Another hamlet: Wola Uhruska. He knew the next village.
Sobibor…
He closed his eyes, the velvet of the curtain enveloped him. It is the spring of 1942, he is driving out of Kiev on the Zhitomir road with the commander of an Einsatzgruppen unit at his side. They are on their way to inspect a ravine that’s become something of a security problem, a place the Ukrainians call Babi Yar. By the time they arrive, the sun is kissing the horizon and it is nearly dusk. Still, there is just enough light to see the strange phenomenon taking place at the bottom of the ravine. The earth seems to be in the grips of an epileptic fit. The soil is convulsing, gas is shooting into the air, along with geysers of putrid liquid. The stench! Jesus, the stench. He can smell it now.
“When did it start?”
“Not long after winter ended. The ground thawed, then the bodies thawed. They decomposed very rapidly.”
“How many are down there?”
“Thirty-three thousand Jews, a few Gypsies and Soviet prisoners for good measure.”
“Put a cordon around the entire ravine. We’ll get to this one as soon as we can, but at the moment other sites have priority.”
“What other sites?”
“Places you’ve never heard of: Birkenau, Belzec, Sobibor, Treblinka. Our work is done here. At the others, they’re expecting imminent new arrivals.”
“What are you going to do with this place?”
“We’ll open the pits and burn the bodies, then we’ll crush the bones and scatter the fragments in the forests and the rivers.”
“Burn thirty thousand corpses? We tried it during the killing operations. We used flamethrowers, for God’s sake. Mass open-air cremations do not work.”
“That’s because you never constructed a proper pyre. At Chelmno, I proved it can be done. Trust me, Kurt, one day this place called Babi Yar will be only a rumor, just like the Jews who used to live here.”
He twisted his wrists. This time, the pain was not enough to wake him. The curtain refused to part. He remained locked in a prison of memories, wading across a river of ashes.
THEY PLUNGED ON through the night. Time was a memory. The tape had cut off his circulation. He could no longer feel his hands and feet. He was feverishly hot one minute, and shivering with cold the next. He had the impression of stopping once. He had smelled gasoline. Were they filling the tank? Or was it just the memory of fuel-soaked railroad ties?
The effects of the drug finally wore off. He was awake now, alert and cognizant and quite certain he was not dead. Something in the determined posture of the Jew told him they were nearing the end of their journey. They passed through Siedlce, then, at Sokolow Podlaski, they turned onto a smaller country road. Dybow came next, then Kosow Lacki.

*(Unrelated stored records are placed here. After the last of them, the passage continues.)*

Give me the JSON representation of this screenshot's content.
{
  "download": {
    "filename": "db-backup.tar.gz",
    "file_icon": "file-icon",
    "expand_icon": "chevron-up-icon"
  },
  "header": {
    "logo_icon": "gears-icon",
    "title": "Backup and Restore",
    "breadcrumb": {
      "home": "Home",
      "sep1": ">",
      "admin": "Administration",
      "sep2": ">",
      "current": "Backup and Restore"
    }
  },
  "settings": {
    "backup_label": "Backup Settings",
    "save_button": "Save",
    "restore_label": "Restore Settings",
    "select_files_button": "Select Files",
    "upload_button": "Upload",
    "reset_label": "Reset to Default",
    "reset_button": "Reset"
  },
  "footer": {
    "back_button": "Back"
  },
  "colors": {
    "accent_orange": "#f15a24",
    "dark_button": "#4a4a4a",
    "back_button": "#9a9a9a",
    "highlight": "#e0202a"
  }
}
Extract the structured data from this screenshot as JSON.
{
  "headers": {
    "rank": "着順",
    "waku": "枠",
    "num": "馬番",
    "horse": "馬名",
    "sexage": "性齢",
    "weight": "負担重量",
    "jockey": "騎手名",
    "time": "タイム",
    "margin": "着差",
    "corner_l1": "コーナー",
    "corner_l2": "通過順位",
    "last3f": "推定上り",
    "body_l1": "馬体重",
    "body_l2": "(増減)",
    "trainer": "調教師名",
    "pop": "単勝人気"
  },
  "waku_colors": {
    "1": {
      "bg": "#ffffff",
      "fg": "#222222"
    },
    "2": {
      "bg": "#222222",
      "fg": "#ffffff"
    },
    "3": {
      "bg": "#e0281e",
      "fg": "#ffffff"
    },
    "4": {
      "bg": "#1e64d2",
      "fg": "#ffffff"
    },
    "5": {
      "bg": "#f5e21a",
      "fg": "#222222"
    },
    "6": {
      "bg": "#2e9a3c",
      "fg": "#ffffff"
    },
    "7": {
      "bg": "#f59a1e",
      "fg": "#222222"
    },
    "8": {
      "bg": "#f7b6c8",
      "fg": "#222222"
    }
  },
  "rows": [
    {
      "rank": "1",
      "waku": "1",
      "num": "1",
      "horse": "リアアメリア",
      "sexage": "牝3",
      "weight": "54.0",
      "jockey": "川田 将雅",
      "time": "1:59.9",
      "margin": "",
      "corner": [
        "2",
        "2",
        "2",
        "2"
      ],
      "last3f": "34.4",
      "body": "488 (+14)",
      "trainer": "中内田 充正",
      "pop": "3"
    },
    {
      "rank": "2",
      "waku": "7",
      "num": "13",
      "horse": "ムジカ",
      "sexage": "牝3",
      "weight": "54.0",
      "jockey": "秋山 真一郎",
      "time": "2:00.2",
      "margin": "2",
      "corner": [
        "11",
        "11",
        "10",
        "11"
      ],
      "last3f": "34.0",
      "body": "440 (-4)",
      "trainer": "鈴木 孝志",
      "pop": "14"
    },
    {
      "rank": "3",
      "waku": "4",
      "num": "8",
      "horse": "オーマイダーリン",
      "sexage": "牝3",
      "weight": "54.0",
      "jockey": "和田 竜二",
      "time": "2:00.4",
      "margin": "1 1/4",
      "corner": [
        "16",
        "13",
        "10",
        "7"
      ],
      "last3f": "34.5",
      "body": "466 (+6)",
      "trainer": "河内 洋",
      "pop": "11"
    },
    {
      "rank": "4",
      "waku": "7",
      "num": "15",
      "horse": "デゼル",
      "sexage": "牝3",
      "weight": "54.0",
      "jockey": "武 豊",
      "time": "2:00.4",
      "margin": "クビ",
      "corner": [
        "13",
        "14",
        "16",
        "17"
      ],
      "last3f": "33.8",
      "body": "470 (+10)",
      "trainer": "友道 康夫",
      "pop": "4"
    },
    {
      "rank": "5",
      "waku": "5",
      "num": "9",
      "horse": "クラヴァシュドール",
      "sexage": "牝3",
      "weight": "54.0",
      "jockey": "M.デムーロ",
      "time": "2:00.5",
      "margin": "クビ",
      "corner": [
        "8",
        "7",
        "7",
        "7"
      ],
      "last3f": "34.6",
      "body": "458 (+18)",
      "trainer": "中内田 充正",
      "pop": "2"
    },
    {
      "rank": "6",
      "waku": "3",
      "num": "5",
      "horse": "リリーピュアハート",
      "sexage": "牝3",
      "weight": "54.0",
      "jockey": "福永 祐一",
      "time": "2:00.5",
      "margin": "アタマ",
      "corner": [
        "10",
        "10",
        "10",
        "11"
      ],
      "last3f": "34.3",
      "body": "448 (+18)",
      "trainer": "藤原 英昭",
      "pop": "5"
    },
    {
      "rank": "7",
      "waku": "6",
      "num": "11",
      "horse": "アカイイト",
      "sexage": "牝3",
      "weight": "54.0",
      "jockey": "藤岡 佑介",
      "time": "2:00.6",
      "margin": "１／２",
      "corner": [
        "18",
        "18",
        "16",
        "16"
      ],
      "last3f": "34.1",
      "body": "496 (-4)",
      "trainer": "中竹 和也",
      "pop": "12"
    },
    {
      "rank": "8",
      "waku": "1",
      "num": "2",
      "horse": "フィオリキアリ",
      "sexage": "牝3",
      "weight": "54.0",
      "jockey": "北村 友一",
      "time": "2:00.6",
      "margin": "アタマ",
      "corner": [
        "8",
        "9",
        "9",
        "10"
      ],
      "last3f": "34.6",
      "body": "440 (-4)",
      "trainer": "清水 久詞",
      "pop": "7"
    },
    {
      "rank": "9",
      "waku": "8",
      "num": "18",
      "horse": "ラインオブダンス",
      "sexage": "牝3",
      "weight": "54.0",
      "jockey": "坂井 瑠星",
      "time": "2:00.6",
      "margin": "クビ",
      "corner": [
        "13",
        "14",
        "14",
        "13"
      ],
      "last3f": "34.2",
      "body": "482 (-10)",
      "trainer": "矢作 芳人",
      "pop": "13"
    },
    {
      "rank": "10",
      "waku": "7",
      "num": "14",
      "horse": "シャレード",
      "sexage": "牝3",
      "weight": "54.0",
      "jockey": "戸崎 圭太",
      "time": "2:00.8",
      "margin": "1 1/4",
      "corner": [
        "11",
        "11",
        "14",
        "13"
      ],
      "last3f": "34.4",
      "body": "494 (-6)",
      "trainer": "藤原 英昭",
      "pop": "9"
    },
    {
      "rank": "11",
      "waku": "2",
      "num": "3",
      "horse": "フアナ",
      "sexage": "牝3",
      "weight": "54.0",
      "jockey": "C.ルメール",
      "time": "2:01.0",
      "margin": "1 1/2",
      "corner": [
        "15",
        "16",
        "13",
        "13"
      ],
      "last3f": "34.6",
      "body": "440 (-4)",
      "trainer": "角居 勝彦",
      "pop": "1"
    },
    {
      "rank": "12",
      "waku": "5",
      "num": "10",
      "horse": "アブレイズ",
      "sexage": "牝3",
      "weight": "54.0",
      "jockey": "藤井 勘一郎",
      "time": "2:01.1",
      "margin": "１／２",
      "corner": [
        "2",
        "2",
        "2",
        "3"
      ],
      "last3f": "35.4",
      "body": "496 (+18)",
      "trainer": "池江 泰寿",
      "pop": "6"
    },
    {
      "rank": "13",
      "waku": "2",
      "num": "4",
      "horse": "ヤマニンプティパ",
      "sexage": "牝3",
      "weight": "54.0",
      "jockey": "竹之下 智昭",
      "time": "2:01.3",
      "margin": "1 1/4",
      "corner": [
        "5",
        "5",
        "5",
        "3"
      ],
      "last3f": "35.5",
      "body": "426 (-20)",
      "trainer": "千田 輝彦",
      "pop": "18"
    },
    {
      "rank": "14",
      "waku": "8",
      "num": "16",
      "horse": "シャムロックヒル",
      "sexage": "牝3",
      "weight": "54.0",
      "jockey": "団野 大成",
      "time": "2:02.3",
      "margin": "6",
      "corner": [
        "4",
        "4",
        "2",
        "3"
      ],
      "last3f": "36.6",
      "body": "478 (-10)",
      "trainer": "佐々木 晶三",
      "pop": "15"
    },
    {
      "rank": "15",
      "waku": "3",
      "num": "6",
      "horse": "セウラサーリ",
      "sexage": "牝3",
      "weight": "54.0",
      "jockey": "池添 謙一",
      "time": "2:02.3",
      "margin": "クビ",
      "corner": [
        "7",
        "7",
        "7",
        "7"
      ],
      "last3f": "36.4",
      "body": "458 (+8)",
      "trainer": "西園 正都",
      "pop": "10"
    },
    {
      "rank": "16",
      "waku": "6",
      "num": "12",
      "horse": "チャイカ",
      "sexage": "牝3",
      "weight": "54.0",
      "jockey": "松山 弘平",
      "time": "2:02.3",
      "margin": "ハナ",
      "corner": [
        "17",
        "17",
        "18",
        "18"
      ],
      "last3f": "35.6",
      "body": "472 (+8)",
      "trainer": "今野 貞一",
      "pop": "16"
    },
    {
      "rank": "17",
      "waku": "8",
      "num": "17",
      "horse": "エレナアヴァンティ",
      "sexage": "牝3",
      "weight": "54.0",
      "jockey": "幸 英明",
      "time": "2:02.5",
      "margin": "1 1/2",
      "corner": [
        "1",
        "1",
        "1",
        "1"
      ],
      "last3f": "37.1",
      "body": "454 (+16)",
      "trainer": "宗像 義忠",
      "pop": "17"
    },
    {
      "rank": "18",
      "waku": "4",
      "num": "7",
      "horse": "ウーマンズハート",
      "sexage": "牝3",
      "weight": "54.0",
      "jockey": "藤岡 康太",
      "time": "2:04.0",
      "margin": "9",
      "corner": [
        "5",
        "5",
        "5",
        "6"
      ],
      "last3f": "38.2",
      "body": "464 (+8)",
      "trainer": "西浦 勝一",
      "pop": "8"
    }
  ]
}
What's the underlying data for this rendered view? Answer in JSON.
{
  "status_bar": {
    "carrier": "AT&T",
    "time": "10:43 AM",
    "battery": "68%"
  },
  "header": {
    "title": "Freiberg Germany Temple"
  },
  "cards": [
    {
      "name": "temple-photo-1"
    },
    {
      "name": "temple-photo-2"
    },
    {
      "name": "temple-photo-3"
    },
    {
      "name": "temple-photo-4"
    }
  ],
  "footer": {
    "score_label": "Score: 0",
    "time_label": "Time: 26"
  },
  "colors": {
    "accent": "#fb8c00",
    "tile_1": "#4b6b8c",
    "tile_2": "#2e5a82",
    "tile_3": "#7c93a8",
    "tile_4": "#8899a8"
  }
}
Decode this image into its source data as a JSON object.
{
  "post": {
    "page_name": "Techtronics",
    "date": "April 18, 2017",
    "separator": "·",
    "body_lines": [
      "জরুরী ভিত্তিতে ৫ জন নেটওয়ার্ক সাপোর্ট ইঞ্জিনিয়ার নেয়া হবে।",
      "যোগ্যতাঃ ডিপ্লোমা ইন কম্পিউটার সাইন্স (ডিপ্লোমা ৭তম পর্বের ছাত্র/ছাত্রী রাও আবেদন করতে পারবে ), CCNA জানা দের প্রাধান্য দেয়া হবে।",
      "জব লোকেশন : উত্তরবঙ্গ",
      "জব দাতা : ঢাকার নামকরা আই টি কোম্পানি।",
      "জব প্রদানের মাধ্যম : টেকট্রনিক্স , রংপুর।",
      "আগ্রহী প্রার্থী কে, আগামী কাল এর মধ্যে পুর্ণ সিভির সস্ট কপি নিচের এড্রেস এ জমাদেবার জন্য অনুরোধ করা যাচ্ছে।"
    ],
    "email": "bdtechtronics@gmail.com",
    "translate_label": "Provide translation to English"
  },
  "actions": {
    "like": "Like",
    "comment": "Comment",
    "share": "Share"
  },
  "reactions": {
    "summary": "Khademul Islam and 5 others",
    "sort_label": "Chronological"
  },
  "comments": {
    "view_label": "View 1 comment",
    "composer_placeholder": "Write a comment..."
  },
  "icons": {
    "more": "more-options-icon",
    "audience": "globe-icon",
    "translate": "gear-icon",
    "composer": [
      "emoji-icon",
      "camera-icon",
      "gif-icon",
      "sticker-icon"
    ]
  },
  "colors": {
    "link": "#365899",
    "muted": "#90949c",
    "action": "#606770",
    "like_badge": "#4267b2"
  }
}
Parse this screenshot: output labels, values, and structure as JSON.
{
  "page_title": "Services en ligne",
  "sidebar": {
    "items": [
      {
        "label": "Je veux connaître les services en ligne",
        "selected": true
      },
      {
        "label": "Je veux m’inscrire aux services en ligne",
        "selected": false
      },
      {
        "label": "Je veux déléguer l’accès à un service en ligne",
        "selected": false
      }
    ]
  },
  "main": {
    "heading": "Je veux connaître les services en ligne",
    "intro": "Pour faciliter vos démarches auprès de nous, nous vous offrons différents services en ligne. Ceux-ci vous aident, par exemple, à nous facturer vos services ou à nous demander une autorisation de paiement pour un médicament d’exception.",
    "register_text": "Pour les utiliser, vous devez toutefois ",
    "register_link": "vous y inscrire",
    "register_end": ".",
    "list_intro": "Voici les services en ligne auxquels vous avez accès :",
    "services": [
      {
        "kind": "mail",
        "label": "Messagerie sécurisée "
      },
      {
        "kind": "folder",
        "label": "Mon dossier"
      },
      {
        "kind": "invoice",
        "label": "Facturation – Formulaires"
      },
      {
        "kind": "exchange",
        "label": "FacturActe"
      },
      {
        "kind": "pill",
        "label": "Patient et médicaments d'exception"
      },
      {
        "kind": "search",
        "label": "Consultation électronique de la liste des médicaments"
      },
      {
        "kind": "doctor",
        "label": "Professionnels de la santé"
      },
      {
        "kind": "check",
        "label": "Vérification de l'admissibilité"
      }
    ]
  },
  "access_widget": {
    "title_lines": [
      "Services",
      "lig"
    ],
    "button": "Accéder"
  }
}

They turned off the main road, onto a dirt track. The van shuddered:thump-thump… thump-thump. The old rail line, he thought-it was still here, of course. They followed the track into a stand of dense fir and birch trees and came to a stop a moment later in a small, paved carpark.
A second car entered the clearing with its headlights doused. Three men climbed out and approached the van. He recognized them. They were the ones who had taken him from Vienna. The Jew stood over him and carefully cut away the packing tape and loosened the leather straps. “Come,” he said pleasantly. “Let’s take a walk.”